House GOP chair Rep. Elise Stefanik, R-N.Y., torched Columbia University President Dr. Nemat "Minouche" Shafik's "glaringly inconsistent testimony" and "arrogance."

House Republican Conference Chair Rep. Elise Stefanik, R-N.Y., gave a blistering review Wednesday of the testimonies of Columbia University leadership who appeared before the House Education and the Workforce Committee's hearing to discuss antisemitism soaring at the prestigious New York campus. 

After the hearing, Stefanik issued a statement regarding Columbia University President Dr. Nemat "Minouche" Shafik's response to a line of questioning from Rep. Ilhan Omar, D-Minn., about whether there have been any explicitly "anti-Jewish" protests on campus. 

"Today's hearing of Columbia University president and board members epitomizes the failed leadership on ‘elite’ college campuses to combat antisemitism and protect Jewish students," Stefanik said in a statement. "From the university president's moral equivocation on antisemitism, to glaringly inconsistent testimony regarding disciplinary action and lack thereof taken against antisemitic students and pro-terrorist faculty, to astonishingly stating that there has been no ‘anti-Jewish’ protests on campus only to then acknowledge that ‘F-- the Jews’ & ‘Death to the Jews’ is in-fact anti-Jewish when she was further pressed." 


Arguing there have simply been what she categorizes as "anti-war" or "pro-war" protests at the university, Omar asked Shafik if she's seen any "protest saying we are against Jewish," to which the Columbia president responded "I have not." But Stefanik rejected the assertion, later on at the hearing noting how "the slurs and the chants have been ‘f the Jews. Death to Jews. F Israel. No place. Death to the Zionist state. Jews out.’ You don't think those are anti-Jewish?" 

Shafik agreed, "Completely anti-Jewish, Completely," to which Stefanik said, "So you changed your testimony on that issue as well. So there have been anti-Jewish protests." 

At the hearing, Stefanik and other House Republicans also questioned why a tenured Columbia professor, Joseph Massad, who praised "the innovative Palestinian Resistance" and Hamas militants for attacking Israel and glorifying Hamas's slaughter of nearly 1,200 Jews, describing the terror attack on southern Israel as "awesome," "astonishing," "astounding," and "incredible," remained as the chair of the School of Arts and Sciences Academic Review Committee. Shafik at first testified she believed Massad was no longer chair of the committee, but Stefanik later pointed out he was still listed as holding the position on the university's website.

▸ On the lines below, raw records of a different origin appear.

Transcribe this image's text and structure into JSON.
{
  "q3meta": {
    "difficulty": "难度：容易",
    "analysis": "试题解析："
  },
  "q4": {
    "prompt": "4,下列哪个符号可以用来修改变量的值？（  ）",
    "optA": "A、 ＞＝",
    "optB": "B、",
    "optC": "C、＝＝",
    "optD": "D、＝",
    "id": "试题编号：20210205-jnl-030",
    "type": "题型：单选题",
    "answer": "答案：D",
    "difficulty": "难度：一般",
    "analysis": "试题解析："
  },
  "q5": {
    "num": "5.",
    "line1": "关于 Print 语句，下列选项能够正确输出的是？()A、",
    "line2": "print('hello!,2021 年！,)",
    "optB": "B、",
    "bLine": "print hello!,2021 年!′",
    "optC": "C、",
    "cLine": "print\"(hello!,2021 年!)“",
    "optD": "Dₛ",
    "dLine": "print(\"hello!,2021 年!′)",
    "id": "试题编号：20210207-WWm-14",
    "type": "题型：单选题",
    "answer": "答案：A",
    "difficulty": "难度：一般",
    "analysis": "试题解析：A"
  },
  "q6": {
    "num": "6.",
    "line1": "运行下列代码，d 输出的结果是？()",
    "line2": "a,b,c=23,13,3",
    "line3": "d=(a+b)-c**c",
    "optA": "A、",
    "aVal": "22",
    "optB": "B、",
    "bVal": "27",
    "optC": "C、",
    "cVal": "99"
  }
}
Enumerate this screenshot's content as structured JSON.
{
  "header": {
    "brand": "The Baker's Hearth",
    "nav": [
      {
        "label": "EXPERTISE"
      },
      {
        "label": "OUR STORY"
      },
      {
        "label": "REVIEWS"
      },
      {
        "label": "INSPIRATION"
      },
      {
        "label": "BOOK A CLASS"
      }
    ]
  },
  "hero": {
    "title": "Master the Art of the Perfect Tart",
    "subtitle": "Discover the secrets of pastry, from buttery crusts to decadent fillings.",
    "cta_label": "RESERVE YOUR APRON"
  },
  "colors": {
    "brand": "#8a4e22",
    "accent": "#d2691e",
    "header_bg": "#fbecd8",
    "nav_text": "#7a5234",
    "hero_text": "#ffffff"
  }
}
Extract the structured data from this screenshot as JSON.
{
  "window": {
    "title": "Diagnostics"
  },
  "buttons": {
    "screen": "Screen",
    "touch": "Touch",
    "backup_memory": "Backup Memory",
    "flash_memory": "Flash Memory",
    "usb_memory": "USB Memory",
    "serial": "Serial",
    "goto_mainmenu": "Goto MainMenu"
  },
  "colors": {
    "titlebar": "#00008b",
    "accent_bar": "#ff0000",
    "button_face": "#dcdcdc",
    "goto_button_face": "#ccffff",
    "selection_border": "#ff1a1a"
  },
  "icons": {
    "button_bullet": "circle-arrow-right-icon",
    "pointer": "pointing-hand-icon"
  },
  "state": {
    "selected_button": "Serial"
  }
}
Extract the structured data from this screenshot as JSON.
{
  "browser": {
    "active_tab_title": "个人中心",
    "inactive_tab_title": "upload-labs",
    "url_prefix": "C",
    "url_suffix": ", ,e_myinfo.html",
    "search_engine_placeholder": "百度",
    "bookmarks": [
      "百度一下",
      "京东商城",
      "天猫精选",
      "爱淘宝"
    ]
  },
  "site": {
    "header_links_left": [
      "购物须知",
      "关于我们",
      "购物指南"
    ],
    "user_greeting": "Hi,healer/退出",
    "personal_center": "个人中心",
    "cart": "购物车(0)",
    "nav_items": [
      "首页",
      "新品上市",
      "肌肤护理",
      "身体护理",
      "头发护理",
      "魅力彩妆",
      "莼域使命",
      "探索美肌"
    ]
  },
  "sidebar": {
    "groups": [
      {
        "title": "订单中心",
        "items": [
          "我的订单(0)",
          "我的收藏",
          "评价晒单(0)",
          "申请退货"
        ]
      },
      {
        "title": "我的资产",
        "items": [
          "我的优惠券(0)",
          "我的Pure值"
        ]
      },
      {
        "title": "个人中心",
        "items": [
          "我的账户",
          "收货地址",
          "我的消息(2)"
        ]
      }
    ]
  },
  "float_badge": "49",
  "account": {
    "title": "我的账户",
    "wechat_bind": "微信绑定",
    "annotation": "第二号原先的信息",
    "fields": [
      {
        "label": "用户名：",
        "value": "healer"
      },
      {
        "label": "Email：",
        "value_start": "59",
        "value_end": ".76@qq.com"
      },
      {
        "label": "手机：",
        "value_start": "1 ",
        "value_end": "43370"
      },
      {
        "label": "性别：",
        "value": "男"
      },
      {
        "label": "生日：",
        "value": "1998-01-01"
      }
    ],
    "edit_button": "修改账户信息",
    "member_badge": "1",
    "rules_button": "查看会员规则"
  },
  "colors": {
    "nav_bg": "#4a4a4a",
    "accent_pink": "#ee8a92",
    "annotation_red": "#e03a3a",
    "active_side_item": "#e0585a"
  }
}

Shafik later clarified that Massad is under investigation for the antisemitic remarks.


In her post-hearing statement, Stefanik said that during a break, "the witnesses were overheard discussing how well they thought their testimony was going for Columbia." 

"This arrogance is eerily reminiscent to the previous three university presidents who believed walking out of the hearing that their testimony was acceptable," Stefanik said. "Columbia is in for a reckoning of accountability. If it takes a member of Congress to force a university president to fire a pro-terrorist, antisemitic faculty chair, then Columbia University leadership is failing Jewish students and its academic mission. No amount of overlawyered, overprepped, and over-consulted testimony is going to cover up for failure to act."

Notably, the House GOP chair grilled the presidents of Harvard, UPenn and MIT in December on whether calls for the genocide of Jews violated university policy against bullying and harassment or their codes of conduct. Each school leader said more context would be needed, failing to give a definitive response. 

Months later, after those testimonies prompted widespread outcry and the resignations of two of the three presidents, Shafik and other Columbia witnesses testified definitively, "yes," to the same question.